26 February 2008

"a curse upon her if she stay"

So something you may not know about me is that I tend to start things and then abandon them for months at a time. It happens a lot; I still have boyfriends from high school who are waiting for me to call them after I get home from dance practice. Okay, that's an exaggeration, obviously. Everyone knows I didn't have any boyfriends in high school.

At any rate, I apologize for my absence from the blogosphere (that's such a dumb word. Like I don't even think it makes sense in a scientific way. Where is the blogosphere located? At what distance from the earth? Will you be burned on your journey through defamer or Perez? Probably.) and can only offer for my excuse that I have been very busy buying a new car and being screwed over by the IRS. Also, tv.

One of the many reasons I've been kept busy is the fact that the third book in the Gemma Doyle trilogy has finally been released. So in anticipation of that event, I reread the first two books and am now happily ensconced in the last one, dreading the conclusion and hoping against hope that if the book does feature an epilogue, it does not involve Gemma's 2.5 children boarding a train for Hogwart's School of Witchcraft and Wizardry. Yeah, I'm still not over that.

But perhaps I should back up and explain. Here is a true fact about yours truly: I love YA novels. Love them. People are usually either shocked or disdainful when I tell them this, which is dumb, because hello, we were all young adults at one time. Also, sometimes YA books talk about sex.

The Gemma Doyle trilogy is written by Libba Bray and is about a young teenage girl called Gemma (natch) who struggles to make her way in a repressive Victorian society whilst all the while grappling with a strange and exotic power that has been bestowed upon her. Joining her in her quests to discover the secrets of a magical dreamworld (while also learning how to properly serve tea) are her finishing school friends: the charming and damaged Felicity, beautiful and impestuous Pippa and scholarship student Ann, the emo self-harmer. (Whatever, I sort of hate Ann sometimes. Okay, you're poor and you'll have to be a governess to your bratty cousins! That's no reason to break out the sewing scissors, Maggie Gyllenhaal.) And, most deliciously, Kartik, the young Indian boy with whom Gemma would secretly like to have lots of sex and babies. So would I, Gemma! So would I.

The first book, A Great and Terrible Beauty sees Gemma struggling with her mother's death and a subsequent move to England from her childhood home of Bombay. She and her friends learn about the dark past of their finishing school, a secret group of powerful women called The Order, and the beauty of a place called the realms, where all their secret hopes can come true. Who controls the magic in the realms? Who are Mary and Sarah? And why won't Gemma just do it with Kartik already?

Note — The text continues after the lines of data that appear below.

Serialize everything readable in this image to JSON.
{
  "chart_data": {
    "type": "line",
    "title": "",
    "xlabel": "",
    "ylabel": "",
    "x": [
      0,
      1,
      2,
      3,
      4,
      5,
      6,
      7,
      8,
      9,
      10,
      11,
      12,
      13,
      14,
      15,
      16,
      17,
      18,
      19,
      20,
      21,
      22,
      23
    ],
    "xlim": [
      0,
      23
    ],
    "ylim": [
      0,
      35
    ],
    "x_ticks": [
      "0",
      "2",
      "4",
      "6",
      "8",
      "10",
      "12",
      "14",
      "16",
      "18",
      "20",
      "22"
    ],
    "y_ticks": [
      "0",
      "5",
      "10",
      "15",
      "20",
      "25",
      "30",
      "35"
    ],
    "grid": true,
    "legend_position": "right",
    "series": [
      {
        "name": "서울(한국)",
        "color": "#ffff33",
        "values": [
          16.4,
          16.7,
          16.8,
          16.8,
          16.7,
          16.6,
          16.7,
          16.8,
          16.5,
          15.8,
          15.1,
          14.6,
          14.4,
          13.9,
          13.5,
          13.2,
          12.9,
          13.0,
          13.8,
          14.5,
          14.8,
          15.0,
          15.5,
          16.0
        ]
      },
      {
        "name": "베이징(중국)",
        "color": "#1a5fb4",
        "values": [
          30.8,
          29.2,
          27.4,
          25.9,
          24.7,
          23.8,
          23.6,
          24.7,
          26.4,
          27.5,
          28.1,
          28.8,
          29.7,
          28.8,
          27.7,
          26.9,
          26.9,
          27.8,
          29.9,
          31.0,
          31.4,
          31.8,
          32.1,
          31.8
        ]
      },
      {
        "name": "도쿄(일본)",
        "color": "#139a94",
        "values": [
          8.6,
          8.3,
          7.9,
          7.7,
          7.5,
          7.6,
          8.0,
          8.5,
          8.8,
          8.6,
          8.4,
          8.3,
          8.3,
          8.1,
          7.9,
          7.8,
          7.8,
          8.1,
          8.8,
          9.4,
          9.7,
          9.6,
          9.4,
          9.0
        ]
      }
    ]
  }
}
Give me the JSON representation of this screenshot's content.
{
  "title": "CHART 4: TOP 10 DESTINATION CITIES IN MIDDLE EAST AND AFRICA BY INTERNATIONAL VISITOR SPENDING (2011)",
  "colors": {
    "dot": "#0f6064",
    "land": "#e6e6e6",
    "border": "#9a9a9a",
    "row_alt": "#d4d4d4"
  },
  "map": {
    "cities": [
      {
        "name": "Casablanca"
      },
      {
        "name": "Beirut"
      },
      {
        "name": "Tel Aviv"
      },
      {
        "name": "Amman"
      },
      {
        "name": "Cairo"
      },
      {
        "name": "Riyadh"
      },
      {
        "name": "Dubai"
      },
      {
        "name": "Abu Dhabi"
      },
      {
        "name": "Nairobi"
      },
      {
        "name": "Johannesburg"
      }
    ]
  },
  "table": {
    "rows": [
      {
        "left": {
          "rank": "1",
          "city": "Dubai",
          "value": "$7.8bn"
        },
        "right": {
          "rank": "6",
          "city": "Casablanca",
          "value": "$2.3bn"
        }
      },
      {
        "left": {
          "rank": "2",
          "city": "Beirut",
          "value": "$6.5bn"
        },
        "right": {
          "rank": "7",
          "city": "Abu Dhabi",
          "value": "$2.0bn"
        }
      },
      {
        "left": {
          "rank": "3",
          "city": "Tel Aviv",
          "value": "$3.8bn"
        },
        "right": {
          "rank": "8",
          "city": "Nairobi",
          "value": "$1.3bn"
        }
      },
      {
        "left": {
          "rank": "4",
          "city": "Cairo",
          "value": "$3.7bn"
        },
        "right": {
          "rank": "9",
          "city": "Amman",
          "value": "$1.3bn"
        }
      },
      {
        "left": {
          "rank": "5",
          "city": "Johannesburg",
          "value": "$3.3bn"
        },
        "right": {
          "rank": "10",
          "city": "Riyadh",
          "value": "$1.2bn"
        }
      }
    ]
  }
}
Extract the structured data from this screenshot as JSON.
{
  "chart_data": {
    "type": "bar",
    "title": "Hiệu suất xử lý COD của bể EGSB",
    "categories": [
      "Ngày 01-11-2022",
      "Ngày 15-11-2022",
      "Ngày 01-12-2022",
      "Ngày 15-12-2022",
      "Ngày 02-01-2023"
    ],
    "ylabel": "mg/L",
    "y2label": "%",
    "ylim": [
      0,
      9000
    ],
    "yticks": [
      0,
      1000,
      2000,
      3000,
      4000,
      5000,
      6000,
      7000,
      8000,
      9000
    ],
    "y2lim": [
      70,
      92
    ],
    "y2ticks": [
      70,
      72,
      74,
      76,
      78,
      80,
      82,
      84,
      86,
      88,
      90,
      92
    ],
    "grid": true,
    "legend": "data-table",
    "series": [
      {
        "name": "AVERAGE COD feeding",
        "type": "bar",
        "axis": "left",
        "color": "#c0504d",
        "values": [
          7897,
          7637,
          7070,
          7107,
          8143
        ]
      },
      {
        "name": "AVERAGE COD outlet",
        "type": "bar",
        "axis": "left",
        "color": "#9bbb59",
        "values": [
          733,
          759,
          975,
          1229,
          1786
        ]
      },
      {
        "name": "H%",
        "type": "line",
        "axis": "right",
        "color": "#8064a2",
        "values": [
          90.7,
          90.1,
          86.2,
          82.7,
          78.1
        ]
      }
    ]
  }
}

The second book in the trilogy is Rebel Angels and it picks up shortly after the first book ends. The girls have all changed: Gemma is experiencing frightening visions, Ann is struggling to invent a place for herself in British society, Felicity's secrets are revealed and poor Pippa is not at all what she seems. Gemma meets and is courted by the well-to-do Simon Middleton even as she fights her feelings for Kartik, and struggles to find a way to save her father from his opium addiction. Meanwhile, she struggles to find and destroy the villainous Circe and avoid the treachery of both the Order and their protectors, the Rakshana. And she still doesn't do it with Kartik, because she can't hear me screaming at her through the page.

The series ends with the most recent book, TheSweet Far Thing and I'm deep in the middle of it. No one is quite what they seem and poor Gemma has more enemies than ever. AND SHE STILL HASN'T GOTTEN IT ON WITH KARTIK. But they're getting closer. :)

Recommended for: fantasy lovers, girl power lovers and Jane Austen lovers. But hands off Kartik. I saw him first.